Colleen L. Barry, PhD, MPP, a national leader in mental health and addiction policy, has been named the Fred and Julie Soper Professor and Chair of the Department of Health Policy and Management at the Johns Hopkins Bloomberg School of Public Health.
Barry assumed her new roles on Jan. 1.
“Colleen Barry is a highly respected member of our faculty and the right person to lead the department as we head into the next chapter in our School’s rich history,” says Michael J. Klag, MD, MPH ’87, dean of the Bloomberg School.
Barry has been at the Bloomberg School since 2010. She is a founding director (with Elizabeth Stuart, associate dean for education) of the Johns Hopkins Center for Mental Health and Addiction Policy Research. Barry’s research focuses on how health and social policies can affect a range of outcomes for individuals with mental illness and substance use disorders, including access to medical care and social services, care quality and spending, financial protection and mortality. She is involved in numerous research studies examining the implications of health insurance expansions and medical care delivery system financing reforms on the treatment of mental illness and substance use disorders.

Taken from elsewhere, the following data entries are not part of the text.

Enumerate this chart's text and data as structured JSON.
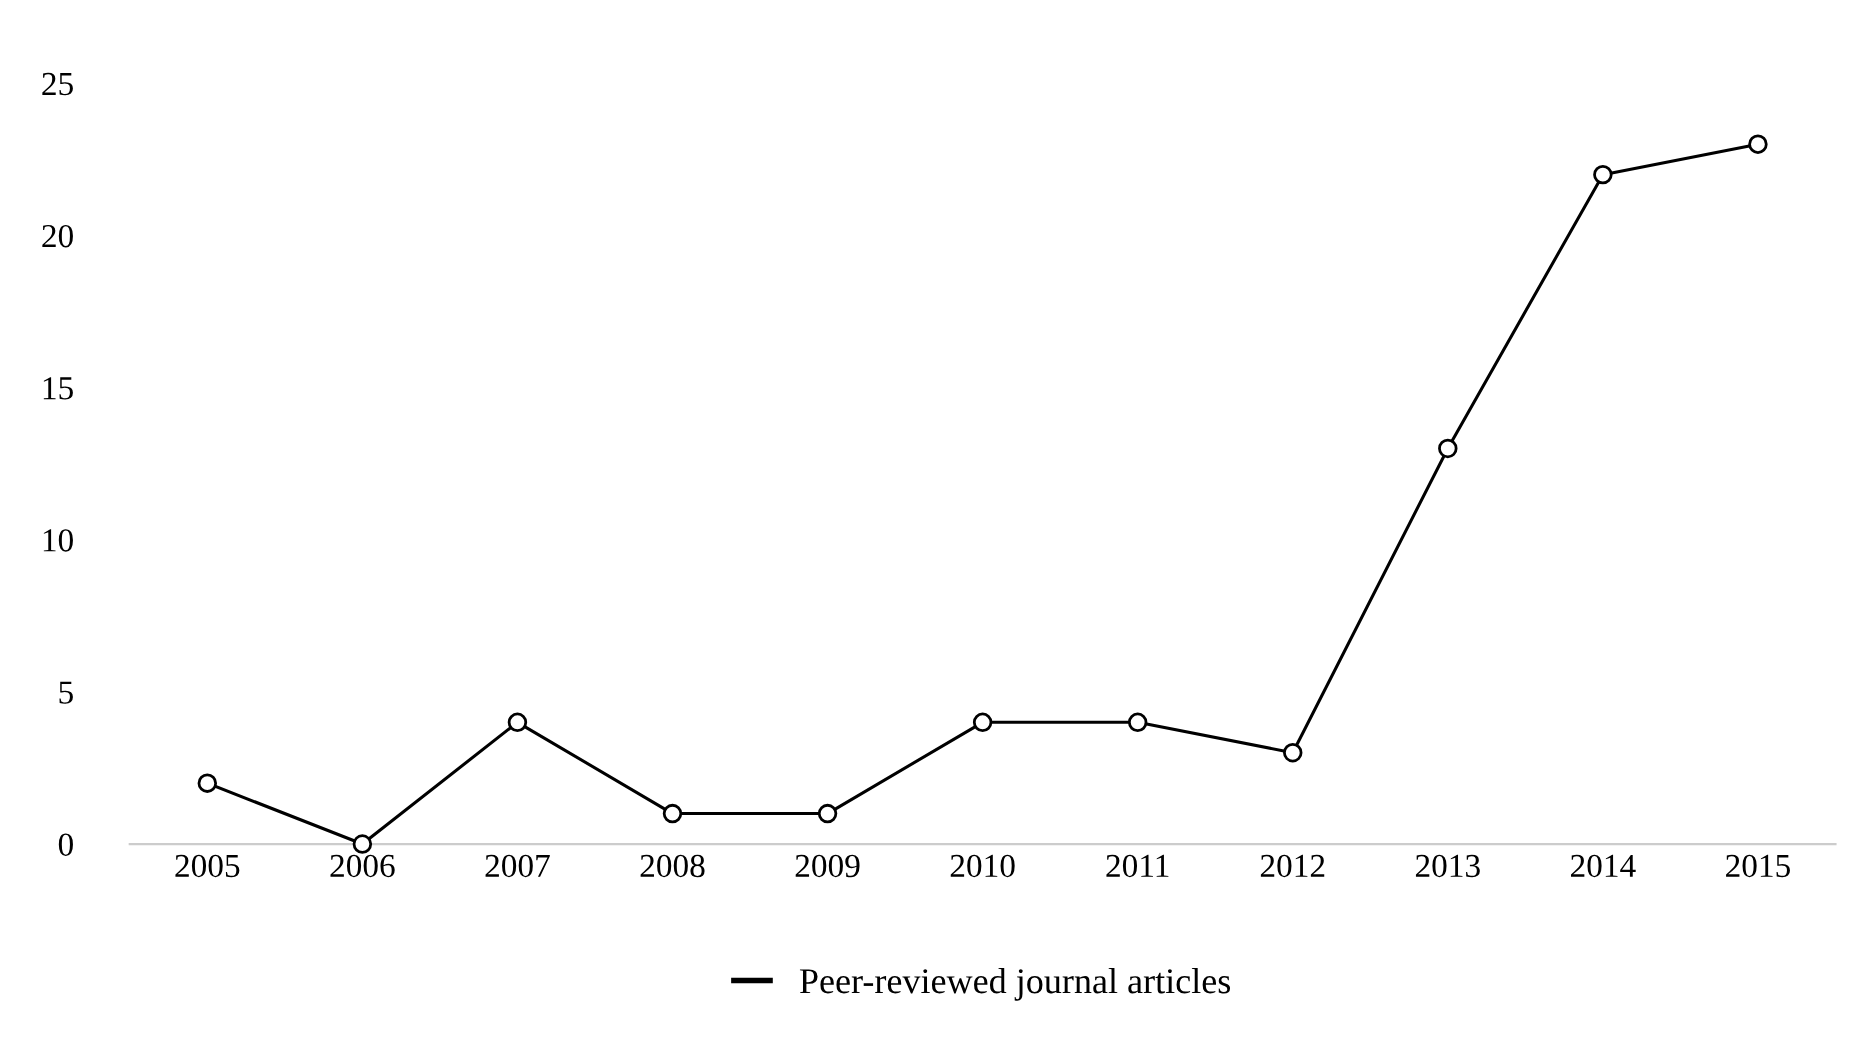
{
  "chart_data": {
    "type": "line",
    "categories": [
      "2005",
      "2006",
      "2007",
      "2008",
      "2009",
      "2010",
      "2011",
      "2012",
      "2013",
      "2014",
      "2015"
    ],
    "series": [
      {
        "name": "Peer-reviewed journal articles",
        "color": "#000000",
        "values": [
          2,
          0,
          4,
          1,
          1,
          4,
          4,
          3,
          13,
          22,
          23
        ]
      }
    ],
    "ylim": [
      0,
      25
    ],
    "yticks": [
      0,
      5,
      10,
      15,
      20,
      25
    ],
    "grid": false,
    "legend": "bottom",
    "marker": "circle",
    "line_style": "solid"
  }
}
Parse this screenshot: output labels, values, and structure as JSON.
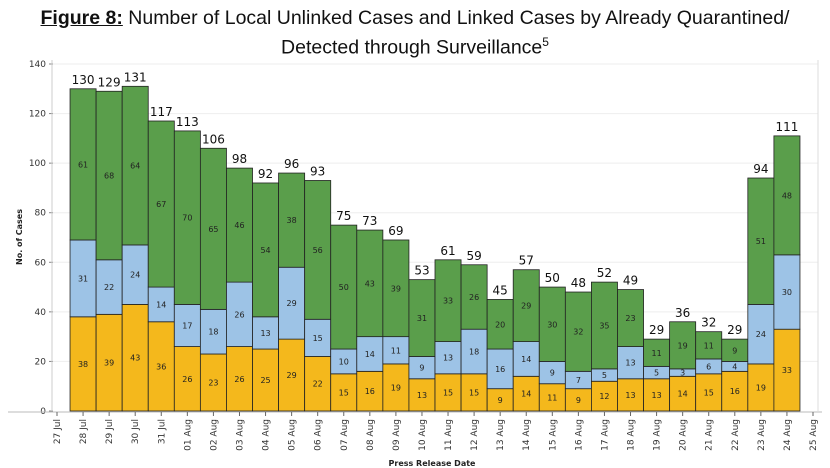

Barry also conducts empirical research to understand how communication strategies influence public attitudes about opioid addiction, mental illness, gun policy and obesity and food policy. One focus of this work is to identify evidence-based approaches to reducing stigma.

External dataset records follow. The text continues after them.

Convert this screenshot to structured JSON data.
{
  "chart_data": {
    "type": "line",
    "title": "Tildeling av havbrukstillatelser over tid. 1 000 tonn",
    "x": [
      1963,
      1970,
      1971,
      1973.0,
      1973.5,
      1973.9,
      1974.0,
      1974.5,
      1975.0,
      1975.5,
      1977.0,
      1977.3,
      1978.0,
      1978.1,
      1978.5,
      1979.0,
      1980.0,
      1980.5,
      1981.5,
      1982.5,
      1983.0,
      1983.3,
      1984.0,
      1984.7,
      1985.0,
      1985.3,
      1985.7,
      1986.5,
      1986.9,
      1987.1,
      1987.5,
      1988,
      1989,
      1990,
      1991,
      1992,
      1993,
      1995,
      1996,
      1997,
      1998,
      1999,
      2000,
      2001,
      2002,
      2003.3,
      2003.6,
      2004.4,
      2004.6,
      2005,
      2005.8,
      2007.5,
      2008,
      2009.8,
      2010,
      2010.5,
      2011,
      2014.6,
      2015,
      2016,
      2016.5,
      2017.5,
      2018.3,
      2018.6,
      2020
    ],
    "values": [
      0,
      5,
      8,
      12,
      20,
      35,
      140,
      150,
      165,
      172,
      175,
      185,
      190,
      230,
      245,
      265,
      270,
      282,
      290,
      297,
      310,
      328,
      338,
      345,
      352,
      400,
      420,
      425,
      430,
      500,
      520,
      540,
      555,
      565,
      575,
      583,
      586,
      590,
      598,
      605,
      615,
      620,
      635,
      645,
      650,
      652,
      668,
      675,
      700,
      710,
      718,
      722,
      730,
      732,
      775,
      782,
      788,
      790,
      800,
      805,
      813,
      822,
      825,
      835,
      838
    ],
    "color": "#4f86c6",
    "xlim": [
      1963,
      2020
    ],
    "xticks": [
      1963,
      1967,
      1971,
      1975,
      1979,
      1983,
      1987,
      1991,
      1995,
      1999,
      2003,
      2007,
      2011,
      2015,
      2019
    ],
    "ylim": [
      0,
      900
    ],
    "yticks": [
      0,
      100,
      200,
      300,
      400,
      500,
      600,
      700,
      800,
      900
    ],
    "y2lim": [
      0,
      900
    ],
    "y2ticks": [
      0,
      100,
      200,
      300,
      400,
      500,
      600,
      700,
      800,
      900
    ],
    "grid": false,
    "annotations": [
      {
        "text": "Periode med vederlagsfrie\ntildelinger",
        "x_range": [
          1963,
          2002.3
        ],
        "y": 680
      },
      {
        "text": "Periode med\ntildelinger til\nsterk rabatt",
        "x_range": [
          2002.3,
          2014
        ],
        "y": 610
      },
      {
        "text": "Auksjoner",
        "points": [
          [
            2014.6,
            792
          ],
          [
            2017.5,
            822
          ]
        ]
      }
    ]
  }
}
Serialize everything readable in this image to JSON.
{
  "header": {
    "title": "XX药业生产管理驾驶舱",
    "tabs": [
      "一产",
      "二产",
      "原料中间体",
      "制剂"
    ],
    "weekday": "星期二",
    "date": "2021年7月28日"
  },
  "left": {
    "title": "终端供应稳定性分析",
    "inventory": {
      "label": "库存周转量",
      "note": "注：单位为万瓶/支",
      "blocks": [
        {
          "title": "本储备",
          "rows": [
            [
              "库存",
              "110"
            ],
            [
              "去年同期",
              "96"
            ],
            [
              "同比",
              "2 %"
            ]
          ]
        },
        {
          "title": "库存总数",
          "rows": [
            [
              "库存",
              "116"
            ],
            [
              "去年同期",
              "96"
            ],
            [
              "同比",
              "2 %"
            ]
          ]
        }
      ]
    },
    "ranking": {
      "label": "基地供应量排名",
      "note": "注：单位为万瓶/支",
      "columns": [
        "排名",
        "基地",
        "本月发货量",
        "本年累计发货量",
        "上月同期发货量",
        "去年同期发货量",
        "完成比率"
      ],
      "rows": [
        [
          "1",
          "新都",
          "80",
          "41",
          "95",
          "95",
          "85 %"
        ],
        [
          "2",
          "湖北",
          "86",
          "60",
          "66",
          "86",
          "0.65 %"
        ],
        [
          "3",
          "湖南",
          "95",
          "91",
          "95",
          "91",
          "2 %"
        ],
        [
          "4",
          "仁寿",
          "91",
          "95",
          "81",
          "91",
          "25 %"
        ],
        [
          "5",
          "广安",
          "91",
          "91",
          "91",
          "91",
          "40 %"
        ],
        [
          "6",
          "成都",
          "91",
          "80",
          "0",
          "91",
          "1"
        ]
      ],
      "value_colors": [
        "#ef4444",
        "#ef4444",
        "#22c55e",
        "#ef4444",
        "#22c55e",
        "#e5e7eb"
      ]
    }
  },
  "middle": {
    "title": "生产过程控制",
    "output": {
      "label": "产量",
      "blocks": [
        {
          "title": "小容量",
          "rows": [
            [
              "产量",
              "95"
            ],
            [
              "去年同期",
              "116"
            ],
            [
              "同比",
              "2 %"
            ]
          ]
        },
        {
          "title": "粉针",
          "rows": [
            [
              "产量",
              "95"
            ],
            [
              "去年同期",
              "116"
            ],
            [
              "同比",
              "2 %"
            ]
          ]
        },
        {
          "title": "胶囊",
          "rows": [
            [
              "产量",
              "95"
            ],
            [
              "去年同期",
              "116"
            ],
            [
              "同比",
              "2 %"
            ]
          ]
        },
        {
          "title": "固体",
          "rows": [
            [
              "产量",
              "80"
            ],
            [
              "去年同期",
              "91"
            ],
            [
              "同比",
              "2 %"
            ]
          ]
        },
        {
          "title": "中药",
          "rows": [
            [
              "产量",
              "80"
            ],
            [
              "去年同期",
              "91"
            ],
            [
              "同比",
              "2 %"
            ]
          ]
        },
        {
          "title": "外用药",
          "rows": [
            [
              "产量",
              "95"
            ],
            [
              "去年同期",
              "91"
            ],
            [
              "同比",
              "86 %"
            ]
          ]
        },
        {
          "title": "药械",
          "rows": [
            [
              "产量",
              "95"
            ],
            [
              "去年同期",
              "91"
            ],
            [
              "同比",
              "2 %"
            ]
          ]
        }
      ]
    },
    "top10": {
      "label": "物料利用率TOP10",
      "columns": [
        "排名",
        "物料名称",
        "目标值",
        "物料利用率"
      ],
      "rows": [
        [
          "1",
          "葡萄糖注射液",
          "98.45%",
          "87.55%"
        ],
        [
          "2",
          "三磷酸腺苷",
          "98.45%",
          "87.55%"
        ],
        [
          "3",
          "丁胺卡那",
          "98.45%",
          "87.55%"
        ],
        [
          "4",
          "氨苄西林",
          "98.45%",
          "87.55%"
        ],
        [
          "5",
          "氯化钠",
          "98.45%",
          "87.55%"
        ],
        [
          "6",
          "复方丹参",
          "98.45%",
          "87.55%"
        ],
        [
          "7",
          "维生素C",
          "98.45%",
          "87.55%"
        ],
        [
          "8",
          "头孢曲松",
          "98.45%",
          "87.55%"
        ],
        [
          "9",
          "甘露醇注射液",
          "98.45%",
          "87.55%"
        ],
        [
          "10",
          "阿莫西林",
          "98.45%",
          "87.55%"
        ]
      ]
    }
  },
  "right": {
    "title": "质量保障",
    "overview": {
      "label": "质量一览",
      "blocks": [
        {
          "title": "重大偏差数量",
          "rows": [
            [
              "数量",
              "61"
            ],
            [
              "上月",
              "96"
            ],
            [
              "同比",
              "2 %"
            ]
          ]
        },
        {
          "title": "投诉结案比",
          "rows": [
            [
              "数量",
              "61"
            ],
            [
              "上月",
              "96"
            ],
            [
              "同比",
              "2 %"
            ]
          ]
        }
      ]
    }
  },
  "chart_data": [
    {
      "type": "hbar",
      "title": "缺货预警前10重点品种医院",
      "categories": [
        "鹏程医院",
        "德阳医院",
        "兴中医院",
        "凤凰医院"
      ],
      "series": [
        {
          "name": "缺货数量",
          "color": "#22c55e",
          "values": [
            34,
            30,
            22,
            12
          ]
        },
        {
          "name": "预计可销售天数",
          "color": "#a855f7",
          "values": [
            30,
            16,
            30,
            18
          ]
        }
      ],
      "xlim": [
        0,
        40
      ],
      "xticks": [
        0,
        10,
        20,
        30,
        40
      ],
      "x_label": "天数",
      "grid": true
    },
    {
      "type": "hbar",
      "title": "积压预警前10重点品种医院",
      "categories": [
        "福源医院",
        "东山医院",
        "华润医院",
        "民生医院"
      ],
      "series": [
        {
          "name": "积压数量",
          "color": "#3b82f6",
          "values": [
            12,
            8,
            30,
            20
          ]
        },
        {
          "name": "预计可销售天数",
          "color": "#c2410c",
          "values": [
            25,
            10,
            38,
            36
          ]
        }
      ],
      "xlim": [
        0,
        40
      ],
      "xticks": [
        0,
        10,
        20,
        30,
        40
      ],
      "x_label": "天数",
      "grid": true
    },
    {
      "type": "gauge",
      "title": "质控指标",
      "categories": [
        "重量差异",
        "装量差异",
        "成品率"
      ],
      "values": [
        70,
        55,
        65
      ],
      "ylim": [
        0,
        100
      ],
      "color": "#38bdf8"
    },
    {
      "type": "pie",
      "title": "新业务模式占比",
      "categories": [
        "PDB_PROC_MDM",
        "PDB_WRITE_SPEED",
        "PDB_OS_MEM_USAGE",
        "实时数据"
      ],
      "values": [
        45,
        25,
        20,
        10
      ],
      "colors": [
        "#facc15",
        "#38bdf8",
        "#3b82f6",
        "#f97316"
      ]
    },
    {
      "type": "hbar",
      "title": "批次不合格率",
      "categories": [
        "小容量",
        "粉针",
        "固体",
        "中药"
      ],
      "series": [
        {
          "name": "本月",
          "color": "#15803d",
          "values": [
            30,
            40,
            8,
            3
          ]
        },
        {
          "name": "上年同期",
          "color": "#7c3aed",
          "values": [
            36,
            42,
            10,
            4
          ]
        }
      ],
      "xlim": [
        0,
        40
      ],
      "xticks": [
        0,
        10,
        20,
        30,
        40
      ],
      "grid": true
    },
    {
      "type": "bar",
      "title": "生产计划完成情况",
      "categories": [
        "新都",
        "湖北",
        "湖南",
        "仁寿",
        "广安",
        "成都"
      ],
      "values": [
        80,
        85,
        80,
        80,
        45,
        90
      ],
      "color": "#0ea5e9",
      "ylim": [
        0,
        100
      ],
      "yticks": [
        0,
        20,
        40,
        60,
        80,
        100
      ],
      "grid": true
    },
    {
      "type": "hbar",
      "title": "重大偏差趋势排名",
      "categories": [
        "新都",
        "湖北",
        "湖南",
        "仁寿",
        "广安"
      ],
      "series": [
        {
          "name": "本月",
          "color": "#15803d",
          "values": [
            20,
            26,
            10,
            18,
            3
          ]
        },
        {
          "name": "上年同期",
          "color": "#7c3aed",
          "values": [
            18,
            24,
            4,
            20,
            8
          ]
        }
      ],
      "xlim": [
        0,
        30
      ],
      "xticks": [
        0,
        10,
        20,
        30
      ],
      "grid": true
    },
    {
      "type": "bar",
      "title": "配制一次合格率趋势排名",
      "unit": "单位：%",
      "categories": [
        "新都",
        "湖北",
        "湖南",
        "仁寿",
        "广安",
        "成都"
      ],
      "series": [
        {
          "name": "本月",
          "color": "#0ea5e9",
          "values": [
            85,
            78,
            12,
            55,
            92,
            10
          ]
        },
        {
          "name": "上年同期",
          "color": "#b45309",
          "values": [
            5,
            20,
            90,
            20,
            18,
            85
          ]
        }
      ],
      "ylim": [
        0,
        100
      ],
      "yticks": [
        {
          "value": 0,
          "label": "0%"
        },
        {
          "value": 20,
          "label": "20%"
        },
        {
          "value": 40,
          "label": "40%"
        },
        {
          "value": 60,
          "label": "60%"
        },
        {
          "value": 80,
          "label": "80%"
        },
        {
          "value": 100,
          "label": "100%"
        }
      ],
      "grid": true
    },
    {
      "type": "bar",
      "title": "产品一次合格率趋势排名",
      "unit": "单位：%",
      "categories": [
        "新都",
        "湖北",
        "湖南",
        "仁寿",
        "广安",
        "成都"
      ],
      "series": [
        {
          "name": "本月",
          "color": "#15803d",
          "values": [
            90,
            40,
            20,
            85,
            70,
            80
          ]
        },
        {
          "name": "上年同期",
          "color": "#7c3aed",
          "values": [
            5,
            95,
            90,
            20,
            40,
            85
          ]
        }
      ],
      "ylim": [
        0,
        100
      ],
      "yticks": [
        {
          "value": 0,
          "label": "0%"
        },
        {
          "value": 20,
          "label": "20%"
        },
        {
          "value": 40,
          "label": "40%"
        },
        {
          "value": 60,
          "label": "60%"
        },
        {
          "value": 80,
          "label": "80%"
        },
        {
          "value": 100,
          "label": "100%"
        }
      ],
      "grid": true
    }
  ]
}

Since 2012, Barry has served as the Department of Health Policy and Management’s associate chair for Research and Practice. She has a joint faculty appointment in the Department of Mental Health, is a core faculty member of the Johns Hopkins Center for Gun Policy and Research and teaches courses in health policy and politics. Outside Hopkins, Barry currently serves as vice president of the Association for Public Policy Analysis and Management. Barry received a PhD in health policy from Harvard University in 2004 and a master’s degree in public policy from the John F. Kennedy School of Government at Harvard in 1999. Barry came to Hopkins from Yale University where she was an associate professor in the Yale School of Public Health.
Barry will succeed Ellen MacKenzie, PhD, who will step down as chair of the department. MacKenzie will remain on the faculty and continue her work as a national and international expert in research to advance limb trauma care for civilians and wounded warriors.
“Health Policy and Management has flourished under Ellen MacKenzie’s guidance and direction over the past 12 years,” Klag says. “We are grateful for her exemplary leadership and her tremendous contributions to our School, to our students and to the public health field.”